11. Personnel safeguards
- Background checks for personnel with access to production systems, where permitted by law and proportional to role sensitivity.
- Confidentiality agreements covering personal information and health information signed at hiring and reaffirmed periodically.
- Security and privacy training at onboarding and annually thereafter, including HIA, PIPEDA, and AI use awareness.
- Role-based duty separation: developers do not have standing access to production identifiable data; production access is granted just-in-time for documented operational reasons.
- Defined offboarding process that revokes access, recovers credentials and devices, and confirms access removal across systems.
12. Physical security
Heka does not operate its own data centres. Physical safeguards for production data are inherited from the underlying cloud provider's audited Canadian-region facilities, which are subject to industry attestations (e.g., ISO 27001, SOC 2, CSA STAR).

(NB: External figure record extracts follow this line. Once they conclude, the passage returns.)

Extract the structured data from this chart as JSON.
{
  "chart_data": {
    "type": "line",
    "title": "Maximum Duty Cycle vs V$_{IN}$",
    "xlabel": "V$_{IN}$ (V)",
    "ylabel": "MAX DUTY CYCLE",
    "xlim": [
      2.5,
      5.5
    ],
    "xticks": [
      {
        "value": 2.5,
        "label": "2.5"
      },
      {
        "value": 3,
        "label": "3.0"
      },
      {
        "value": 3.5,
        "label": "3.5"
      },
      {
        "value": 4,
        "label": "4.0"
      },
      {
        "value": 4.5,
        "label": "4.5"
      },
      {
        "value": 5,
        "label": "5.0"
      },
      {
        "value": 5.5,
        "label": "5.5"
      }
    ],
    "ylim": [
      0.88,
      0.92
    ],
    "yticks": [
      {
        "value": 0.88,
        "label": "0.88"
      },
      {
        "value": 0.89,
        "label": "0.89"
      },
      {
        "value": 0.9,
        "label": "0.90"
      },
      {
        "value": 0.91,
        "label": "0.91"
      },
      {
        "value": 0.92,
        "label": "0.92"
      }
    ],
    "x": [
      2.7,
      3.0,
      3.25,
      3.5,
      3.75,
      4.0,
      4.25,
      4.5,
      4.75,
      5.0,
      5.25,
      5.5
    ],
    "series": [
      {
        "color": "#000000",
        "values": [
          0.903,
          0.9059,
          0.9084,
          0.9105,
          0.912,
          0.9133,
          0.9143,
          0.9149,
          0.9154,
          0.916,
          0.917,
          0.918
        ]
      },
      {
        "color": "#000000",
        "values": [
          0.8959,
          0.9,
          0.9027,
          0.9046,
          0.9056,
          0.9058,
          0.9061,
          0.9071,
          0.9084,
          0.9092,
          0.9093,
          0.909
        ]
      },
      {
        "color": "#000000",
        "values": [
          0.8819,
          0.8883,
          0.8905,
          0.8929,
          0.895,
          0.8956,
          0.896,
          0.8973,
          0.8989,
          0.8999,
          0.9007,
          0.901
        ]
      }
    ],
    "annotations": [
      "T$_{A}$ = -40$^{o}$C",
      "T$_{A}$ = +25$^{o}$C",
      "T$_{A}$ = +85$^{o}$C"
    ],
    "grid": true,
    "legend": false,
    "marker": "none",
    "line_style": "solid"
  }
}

Heka office and remote-work environments are governed by a clean-desk and device security policy: full-disk encryption, screen lock, remote-wipe capability for managed devices, and prohibition on storing identifiable PHI on local workstations.
13. Compliance and assurance
Heka's security program is designed to support compliance with the legal and contractual frameworks below. Heka does not assert formal certification under each framework unless explicitly noted; references indicate the design intent of the program.
14. Document maintenance
This document is reviewed at least annually and on material change to the platform architecture, subprocessors, or applicable law. The current version is available from the Privacy Officer.